Environmental group Greenpeace said the EU's plans were not sufficient to confront threats ranging from expanding cities to climate change, widely blamed on emissions of heat-trapping gases from burning fossil fuels.


"The EU needs to do more than document and monitor the loss of biodiversity; it needs to review its own destructive policies for their part in the crisis, and take drastic measures to revise them," Greenpeace's Sebastien Risso said in a statement.


EU nations agreed in 2001 to "halt the loss of biodiversity" on the continent by 2010 -- tougher than a global goal set in 2002 of "a significant reduction of the current rate of biodiversity loss" by 2010.


On Monday the United Nations also said global warming posed mounting threats to drylands, which cover more than 40 percent of the planet's land area and include grasslands and savannahs from Australia to North America.


"The impact of climate change is emerging as an unprecedented challenge to all life in drylands," said Ahmed Djoghlaf, head of the U.N. Convention on Biological Diversity.
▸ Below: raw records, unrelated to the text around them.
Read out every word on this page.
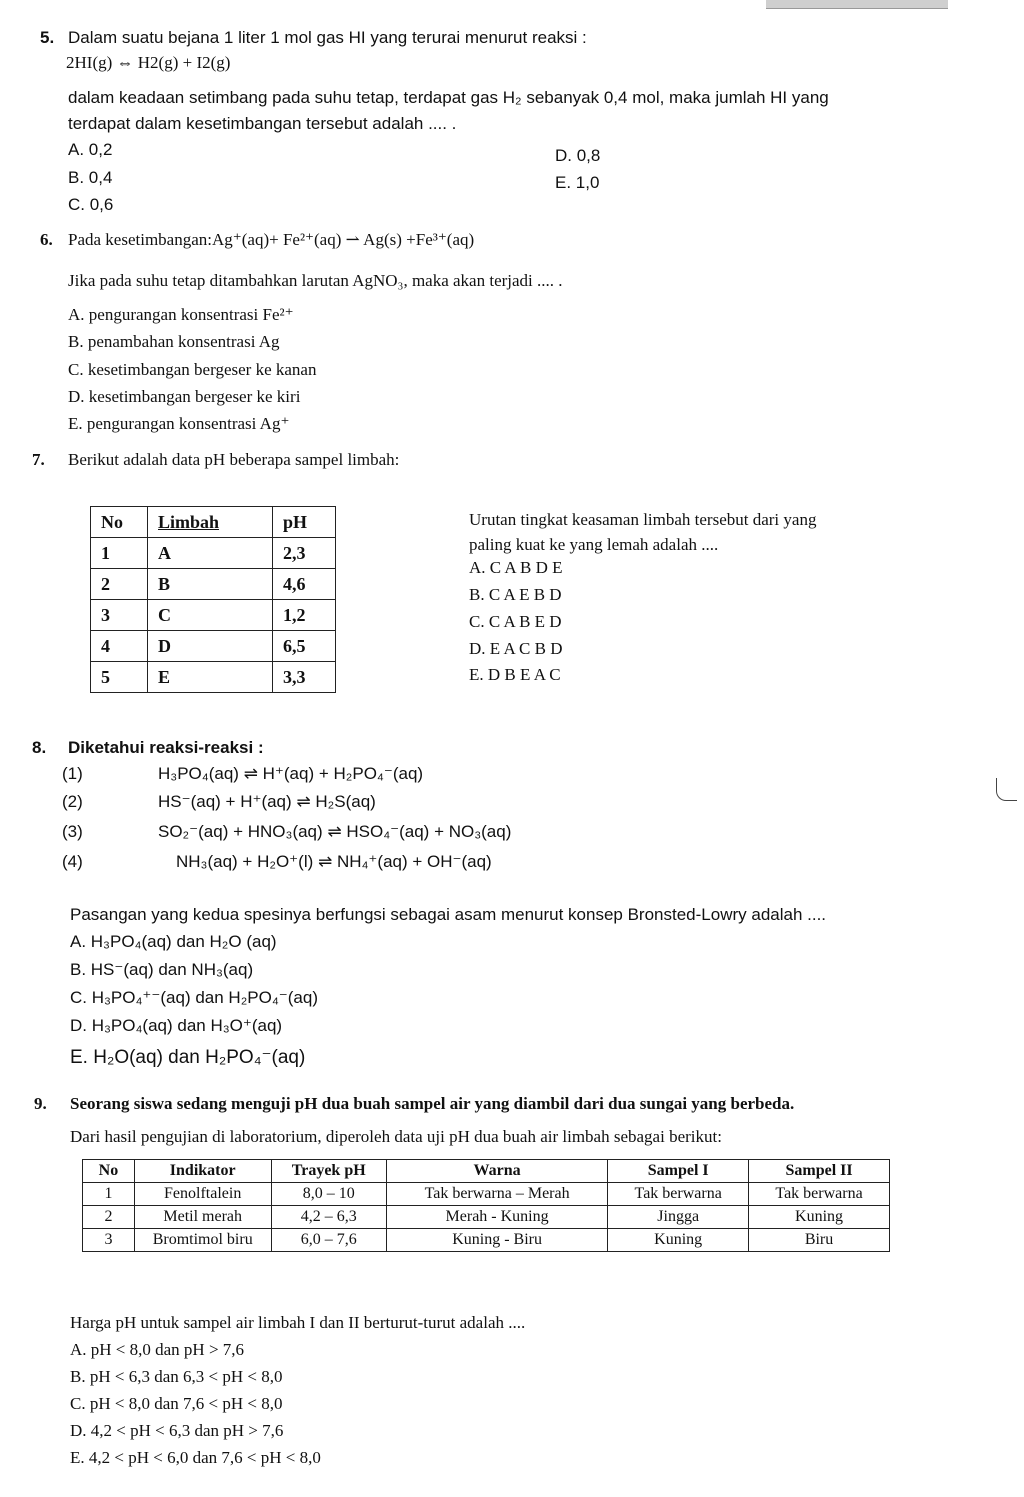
5. Dalam suatu bejana 1 liter 1 mol gas HI yang terurai menurut reaksi :
2HI(g) ⇔ H2(g) + I2(g)
dalam keadaan setimbang pada suhu tetap, terdapat gas H₂ sebanyak 0,4 mol, maka jumlah HI yang
terdapat dalam kesetimbangan tersebut adalah .... .
A. 0,2
B. 0,4
C. 0,6
D. 0,8
E. 1,0
6. Pada kesetimbangan:Ag⁺(aq)+ Fe²⁺(aq) ⇀ Ag(s) +Fe³⁺(aq)
Jika pada suhu tetap ditambahkan larutan AgNO₃, maka akan terjadi .... .
A. pengurangan konsentrasi Fe²⁺
B. penambahan konsentrasi Ag
C. kesetimbangan bergeser ke kanan
D. kesetimbangan bergeser ke kiri
E. pengurangan konsentrasi Ag⁺
7. Berikut adalah data pH beberapa sampel limbah:
No	Limbah	pH
1	A	2,3
2	B	4,6
3	C	1,2
4	D	6,5
5	E	3,3
Urutan tingkat keasaman limbah tersebut dari yang
paling kuat ke yang lemah adalah ....
A. C A B D E
B. C A E B D
C. C A B E D
D. E A C B D
E. D B E A C
8. Diketahui reaksi-reaksi :
(1)	H₃PO₄(aq) ⇌ H⁺(aq) + H₂PO₄⁻(aq)
(2)	HS⁻(aq) + H⁺(aq) ⇌ H₂S(aq)
(3)	SO₂⁻(aq) + HNO₃(aq) ⇌ HSO₄⁻(aq) + NO₃(aq)
(4)	NH₃(aq) + H₂O⁺(l) ⇌ NH₄⁺(aq) + OH⁻(aq)
Pasangan yang kedua spesinya berfungsi sebagai asam menurut konsep Bronsted-Lowry adalah ....
A. H₃PO₄(aq) dan H₂O (aq)
B. HS⁻(aq) dan NH₃(aq)
C. H₃PO₄⁺⁻(aq) dan H₂PO₄⁻(aq)
D. H₃PO₄(aq) dan H₃O⁺(aq)
E. H₂O(aq) dan H₂PO₄⁻(aq)
9. Seorang siswa sedang menguji pH dua buah sampel air yang diambil dari dua sungai yang berbeda.
Dari hasil pengujian di laboratorium, diperoleh data uji pH dua buah air limbah sebagai berikut:
No	Indikator	Trayek pH	Warna	Sampel I	Sampel II
1	Fenolftalein	8,0 – 10	Tak berwarna – Merah	Tak berwarna	Tak berwarna
2	Metil merah	4,2 – 6,3	Merah - Kuning	Jingga	Kuning
3	Bromtimol biru	6,0 – 7,6	Kuning - Biru	Kuning	Biru
Harga pH untuk sampel air limbah I dan II berturut-turut adalah ....
A. pH < 8,0 dan pH > 7,6
B. pH < 6,3 dan 6,3 < pH < 8,0
C. pH < 8,0 dan 7,6 < pH < 8,0
D. 4,2 < pH < 6,3 dan pH > 7,6
E. 4,2 < pH < 6,0 dan 7,6 < pH < 8,0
"For the more than one billion people affected by drought and desertification, adaptation to climate change will be a matter of survival," he added.


"The degradation of drylands...is having dramatic effects: some 2,300 species endangered or facing extinction, significant losses in agricultural output, and an economic cost estimated at more than $42 billion a year," U.N. Secretary-General Kofi Annan said in a statement.


May 22 is an annual day to mark biological diversity. The United Nations chose to focus on drylands in 2006.